Introduction
This is a proposal to improve the Krita brush stroke preview system. It primarily affects the ‘Clone Brush’-workflow, a combination of using the brush tools and the Duplicate PaintOp (KisDuplicateOp). Additionally, other combinations of tools and paintops could possibly benefit from an improved preview system.
Current workflow
Currently the Krita brush preview system displays a polygonal QPainterPath following the outline set by the currently selected PaintOp. Although this works fine for most brush tool / paintop combinations, while using KisDuplicateOp in combination with KisToolBrush, the placement of the brush is rather inaccurate, as is illustrated here:
Improved workflow
To improve the workflow, instead of drawing an outline for the active paintop, Krita could show a bitmap representation of the stroke as the paintop will paint if the stroke would be applied, as is shown here:
With this preview system, the stroke can be interactively adjusted to align, even before the application of the stroke has started. This will result in a much better alignment of the stroke and therefore in a much more versatile clone tool as is shown here:
Proof of concept
A proof-of-concept was coded to proof the feasibility of preview functionality. This turned out to work well in terms of usability as well as performance. A video of the new functionality was uploaded to Youtube: link
Scope
The suggestion to improve the outline preview system was initially inspired by the shortcomings of the current ‘Clone Brush’-workflow. However, an improved preview system could potentially improve other Tool / PaintOp workflows as well.
For example, brush and shape tools could show the stroke (or dab) to be applied in advance, providing both better alignment as well as a more accurate representation of the end result, including the colors to be applied by the currently selected PaintOp.

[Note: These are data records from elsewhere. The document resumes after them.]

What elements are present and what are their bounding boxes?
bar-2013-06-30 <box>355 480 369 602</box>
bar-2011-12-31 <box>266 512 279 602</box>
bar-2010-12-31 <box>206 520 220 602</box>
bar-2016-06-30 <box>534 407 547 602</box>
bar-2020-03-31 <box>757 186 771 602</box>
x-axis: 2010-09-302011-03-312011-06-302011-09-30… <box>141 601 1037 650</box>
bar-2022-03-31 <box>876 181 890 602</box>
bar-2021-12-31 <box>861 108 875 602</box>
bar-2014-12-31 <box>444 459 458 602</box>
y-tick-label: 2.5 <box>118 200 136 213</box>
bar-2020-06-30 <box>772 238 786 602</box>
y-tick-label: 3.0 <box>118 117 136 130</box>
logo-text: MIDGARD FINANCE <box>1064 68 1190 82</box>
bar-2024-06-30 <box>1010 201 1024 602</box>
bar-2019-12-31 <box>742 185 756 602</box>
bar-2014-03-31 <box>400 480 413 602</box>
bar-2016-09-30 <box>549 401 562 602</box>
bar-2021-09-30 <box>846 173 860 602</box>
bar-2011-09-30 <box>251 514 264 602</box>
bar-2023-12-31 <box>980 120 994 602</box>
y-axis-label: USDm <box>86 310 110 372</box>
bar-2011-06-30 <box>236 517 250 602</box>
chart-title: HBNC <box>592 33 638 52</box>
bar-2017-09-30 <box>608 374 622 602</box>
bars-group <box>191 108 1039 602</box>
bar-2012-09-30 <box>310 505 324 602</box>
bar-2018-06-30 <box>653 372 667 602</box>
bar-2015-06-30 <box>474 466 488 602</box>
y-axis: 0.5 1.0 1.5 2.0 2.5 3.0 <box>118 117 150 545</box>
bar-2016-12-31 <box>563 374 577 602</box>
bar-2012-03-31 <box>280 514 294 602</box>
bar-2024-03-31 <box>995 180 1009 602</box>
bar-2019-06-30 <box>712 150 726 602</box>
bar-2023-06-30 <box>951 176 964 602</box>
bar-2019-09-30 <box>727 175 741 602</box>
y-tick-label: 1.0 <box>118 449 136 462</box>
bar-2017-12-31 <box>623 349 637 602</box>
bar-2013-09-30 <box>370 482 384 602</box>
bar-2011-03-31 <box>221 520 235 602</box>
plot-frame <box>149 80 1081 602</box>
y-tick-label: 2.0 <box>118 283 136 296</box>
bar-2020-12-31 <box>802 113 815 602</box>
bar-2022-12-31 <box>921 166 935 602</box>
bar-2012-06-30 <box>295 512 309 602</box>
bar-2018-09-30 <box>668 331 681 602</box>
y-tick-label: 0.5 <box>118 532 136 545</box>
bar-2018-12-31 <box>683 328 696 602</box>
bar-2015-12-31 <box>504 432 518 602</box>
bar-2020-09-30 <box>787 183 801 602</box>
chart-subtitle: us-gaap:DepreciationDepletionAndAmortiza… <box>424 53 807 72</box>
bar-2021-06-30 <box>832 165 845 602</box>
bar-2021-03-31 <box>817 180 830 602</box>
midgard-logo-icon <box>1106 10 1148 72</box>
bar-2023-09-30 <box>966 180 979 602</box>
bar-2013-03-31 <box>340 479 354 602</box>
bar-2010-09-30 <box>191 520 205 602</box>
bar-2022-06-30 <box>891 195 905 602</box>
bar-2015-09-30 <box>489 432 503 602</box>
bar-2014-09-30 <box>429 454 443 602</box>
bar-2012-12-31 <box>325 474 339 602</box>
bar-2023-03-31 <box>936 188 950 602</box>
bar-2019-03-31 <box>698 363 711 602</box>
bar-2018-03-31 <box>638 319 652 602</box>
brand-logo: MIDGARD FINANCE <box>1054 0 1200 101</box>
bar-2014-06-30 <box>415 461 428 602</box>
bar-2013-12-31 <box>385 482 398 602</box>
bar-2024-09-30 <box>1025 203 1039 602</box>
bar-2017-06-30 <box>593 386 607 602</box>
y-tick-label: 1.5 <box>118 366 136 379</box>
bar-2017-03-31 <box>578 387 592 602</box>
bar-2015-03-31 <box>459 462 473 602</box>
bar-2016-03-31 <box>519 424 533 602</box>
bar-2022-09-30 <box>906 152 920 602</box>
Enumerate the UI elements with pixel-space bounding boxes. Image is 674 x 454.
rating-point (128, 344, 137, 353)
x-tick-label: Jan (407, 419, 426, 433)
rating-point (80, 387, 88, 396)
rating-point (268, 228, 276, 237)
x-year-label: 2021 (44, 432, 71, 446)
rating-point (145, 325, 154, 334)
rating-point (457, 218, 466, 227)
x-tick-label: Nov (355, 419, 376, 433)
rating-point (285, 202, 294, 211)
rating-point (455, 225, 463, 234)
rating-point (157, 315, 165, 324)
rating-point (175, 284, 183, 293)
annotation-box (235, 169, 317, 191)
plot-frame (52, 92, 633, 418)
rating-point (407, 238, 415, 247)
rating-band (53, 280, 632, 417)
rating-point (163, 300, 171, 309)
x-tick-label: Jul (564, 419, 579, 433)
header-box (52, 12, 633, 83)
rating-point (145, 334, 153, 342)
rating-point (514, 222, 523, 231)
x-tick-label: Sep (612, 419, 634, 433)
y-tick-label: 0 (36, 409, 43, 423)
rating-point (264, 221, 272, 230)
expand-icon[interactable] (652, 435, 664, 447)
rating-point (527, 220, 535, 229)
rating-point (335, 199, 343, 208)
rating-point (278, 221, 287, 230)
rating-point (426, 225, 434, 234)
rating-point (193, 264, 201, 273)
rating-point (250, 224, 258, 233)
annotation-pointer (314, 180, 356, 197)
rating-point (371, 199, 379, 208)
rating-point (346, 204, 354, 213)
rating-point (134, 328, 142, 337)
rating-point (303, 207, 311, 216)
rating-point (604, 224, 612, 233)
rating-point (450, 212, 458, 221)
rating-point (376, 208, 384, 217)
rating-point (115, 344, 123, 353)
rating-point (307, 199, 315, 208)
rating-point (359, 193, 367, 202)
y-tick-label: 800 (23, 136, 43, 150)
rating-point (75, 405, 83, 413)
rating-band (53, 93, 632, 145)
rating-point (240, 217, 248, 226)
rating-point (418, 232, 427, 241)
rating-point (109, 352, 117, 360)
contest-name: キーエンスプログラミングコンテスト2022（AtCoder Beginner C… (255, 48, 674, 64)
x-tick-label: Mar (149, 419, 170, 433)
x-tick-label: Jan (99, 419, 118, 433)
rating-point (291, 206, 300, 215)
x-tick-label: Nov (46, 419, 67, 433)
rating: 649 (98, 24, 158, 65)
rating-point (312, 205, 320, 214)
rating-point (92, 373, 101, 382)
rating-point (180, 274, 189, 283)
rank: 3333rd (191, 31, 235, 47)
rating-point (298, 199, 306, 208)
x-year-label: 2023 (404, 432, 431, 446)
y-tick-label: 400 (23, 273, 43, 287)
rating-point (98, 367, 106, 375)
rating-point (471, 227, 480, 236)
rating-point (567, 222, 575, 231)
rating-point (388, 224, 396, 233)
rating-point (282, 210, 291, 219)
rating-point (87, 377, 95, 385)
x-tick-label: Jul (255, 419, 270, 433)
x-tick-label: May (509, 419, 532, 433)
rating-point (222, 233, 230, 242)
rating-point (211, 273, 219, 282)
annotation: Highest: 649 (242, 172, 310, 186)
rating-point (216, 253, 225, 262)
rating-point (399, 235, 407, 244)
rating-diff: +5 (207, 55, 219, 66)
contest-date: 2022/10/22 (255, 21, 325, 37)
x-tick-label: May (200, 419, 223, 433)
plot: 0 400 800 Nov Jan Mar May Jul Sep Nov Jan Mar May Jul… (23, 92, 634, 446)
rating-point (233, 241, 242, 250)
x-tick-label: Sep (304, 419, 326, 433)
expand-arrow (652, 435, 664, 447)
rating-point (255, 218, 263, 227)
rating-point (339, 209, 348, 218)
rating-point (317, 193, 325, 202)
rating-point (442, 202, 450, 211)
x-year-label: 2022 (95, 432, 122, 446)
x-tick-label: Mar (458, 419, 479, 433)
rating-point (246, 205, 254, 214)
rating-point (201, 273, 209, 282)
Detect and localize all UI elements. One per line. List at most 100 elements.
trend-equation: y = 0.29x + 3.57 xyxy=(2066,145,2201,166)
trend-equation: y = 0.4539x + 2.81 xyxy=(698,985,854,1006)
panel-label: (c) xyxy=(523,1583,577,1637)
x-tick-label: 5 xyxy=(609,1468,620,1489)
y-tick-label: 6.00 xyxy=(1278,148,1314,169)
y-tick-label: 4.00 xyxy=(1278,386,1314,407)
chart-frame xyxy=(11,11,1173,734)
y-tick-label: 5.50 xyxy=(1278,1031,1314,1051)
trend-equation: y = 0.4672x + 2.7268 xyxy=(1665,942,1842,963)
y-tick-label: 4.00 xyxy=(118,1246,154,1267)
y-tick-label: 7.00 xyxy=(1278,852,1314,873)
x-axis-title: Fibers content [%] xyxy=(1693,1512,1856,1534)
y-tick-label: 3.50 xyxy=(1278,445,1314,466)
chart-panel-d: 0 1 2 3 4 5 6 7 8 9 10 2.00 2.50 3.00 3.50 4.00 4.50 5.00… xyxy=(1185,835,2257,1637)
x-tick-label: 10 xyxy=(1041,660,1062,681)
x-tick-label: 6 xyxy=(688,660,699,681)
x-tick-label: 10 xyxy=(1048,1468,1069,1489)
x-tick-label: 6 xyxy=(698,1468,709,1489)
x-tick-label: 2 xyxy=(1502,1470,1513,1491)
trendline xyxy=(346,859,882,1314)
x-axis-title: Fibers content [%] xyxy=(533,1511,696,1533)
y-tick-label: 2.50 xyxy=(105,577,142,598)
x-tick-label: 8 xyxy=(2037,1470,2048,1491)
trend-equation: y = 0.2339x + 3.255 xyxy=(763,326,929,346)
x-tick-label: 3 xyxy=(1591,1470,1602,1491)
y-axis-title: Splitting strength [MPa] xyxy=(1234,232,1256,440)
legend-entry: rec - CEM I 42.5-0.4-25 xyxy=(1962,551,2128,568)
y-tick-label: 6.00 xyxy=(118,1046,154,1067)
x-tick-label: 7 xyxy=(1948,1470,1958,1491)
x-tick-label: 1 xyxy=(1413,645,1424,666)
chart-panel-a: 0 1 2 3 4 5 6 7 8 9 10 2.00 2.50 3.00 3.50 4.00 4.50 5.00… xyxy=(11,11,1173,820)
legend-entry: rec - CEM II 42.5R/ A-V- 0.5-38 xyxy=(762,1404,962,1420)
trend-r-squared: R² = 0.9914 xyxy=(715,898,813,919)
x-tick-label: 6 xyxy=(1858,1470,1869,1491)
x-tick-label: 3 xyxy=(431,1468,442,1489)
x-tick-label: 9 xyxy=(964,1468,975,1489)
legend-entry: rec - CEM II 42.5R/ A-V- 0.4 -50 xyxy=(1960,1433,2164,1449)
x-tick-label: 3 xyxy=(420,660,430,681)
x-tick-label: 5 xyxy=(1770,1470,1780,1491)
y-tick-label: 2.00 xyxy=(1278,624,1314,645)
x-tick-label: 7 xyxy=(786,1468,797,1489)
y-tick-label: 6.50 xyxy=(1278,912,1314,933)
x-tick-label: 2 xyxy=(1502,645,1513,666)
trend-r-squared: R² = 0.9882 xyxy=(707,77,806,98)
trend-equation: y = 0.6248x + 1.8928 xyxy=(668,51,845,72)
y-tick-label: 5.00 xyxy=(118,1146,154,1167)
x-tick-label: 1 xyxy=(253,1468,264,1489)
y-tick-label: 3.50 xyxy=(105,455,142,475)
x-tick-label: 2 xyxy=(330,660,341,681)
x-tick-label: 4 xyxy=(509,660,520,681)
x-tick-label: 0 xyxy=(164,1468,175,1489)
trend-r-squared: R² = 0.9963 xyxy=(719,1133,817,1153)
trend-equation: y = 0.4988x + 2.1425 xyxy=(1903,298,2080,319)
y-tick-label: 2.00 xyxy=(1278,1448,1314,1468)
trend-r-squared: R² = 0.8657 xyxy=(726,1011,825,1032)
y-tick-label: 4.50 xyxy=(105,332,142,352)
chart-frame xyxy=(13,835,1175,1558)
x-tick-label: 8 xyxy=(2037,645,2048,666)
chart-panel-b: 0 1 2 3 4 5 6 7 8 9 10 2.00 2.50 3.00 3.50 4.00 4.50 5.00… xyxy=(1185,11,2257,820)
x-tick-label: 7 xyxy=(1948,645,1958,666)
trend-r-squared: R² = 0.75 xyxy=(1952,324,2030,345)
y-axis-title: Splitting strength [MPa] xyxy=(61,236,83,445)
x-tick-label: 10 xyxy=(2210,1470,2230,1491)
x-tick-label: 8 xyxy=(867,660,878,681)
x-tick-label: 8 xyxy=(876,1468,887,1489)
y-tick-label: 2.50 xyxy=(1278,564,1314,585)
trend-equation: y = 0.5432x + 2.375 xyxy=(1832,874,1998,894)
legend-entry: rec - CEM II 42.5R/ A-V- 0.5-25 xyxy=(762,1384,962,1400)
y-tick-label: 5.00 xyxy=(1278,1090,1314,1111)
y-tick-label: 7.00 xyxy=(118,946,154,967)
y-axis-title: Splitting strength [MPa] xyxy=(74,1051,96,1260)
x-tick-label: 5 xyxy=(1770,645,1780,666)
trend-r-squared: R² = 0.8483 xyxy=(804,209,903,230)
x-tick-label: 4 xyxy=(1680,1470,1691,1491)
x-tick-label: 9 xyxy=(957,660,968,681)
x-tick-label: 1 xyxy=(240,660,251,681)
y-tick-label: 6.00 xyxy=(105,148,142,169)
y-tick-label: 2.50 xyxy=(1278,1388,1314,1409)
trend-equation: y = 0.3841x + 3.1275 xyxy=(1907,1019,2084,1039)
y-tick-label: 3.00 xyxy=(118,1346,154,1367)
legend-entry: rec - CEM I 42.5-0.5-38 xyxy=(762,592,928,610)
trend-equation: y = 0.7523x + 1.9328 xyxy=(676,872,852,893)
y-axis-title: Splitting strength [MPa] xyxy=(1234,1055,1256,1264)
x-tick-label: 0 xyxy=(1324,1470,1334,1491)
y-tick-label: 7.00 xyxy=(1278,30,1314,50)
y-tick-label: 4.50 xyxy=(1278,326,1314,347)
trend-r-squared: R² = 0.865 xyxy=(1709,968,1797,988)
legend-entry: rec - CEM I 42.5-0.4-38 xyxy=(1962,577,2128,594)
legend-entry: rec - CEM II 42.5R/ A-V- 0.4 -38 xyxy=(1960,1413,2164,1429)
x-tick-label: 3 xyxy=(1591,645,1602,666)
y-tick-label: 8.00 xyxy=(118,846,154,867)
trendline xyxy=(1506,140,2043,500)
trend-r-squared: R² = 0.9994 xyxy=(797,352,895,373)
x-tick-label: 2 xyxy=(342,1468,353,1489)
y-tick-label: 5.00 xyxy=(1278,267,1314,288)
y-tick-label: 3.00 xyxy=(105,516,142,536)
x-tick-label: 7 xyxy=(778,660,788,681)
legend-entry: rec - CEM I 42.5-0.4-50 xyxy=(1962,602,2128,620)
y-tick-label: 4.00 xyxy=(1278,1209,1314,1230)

Lastly, a more refined, for example anti-aliased, outline could be combined with the new preview system, improving over the current -sometimes harsh- xor-ed outline and resulting in a more pleasant painting experience while working with Krita.
Implementation
At first I have tried to put all extra functionality in a separate plugin, so the code would be independent of Krita. Since I could not link to KisToolBrush in kritadefaulttools (since that is a plugin as well), I had to copy all of KisToolBrush to a new copied class, which is no good imo. Therefore, the preview cannot be implemented without touching the rest of Krita.
Separate Tool?
For the proof-of-concept, I have added a 'Clone Stamp Tool' to differentiate from the original Freehand Brush Tool, and keep the latter available for comparison purposes. A separate tool could be implemented to isolate the 'Clone Brush Workflow'. That would however contradict the design of the Krita tool system in which a combination of a Tool and a PaintOp defines the workflow.
Some combinations of Tools and PaintOps do not make sense, and no mechanism to exclude such combinations exists in Krita afaik.
Krita has a docker for 'Tool Options' but not for 'Brush Options', so a separate Tool would have the advantage of showing specific options in its 'Tool Options'.
Preview code
To enable the proof-of-concept preview code, KisOpenGLCanvas2 was modified to provide a paintToolPreview function in addition to paintToolOutline.
Custom vertex- and fragment shaders are loaded to draw the preview before the stroke starts. The preview is hidden while drawing or when setting a new source point. The size of the preview is hard coded for now, but can be variable. The shaders are used to fade out the opacity from the center.
Other Tools
The new preview functionality could be implemented exclusively for the Clone Brush PaintOp, but it could also be implemented universally, so other Tools can benefit from it as well. For example, It could show an actual representation of a Freehand Brush before starting the stroke.
I think it would be awesome if PaintOps could override the default preview code (currently in KisOpenGLCanvas2::paintToolOutline. I am aware that this could possibly conflict because it would put UI-code into a PaintOp, however the Clone Brush-workflow dictates the need for such functionality imo.
To Do
Further development of the Clone Brush Preview would require taking the following steps first:
- Decide if a Clone Stamp Tool should be a separate tool.
- Decide if the preview functionality will be specific to Clone Brush PaintOp or a universal system overriding preview code in a PaintOp.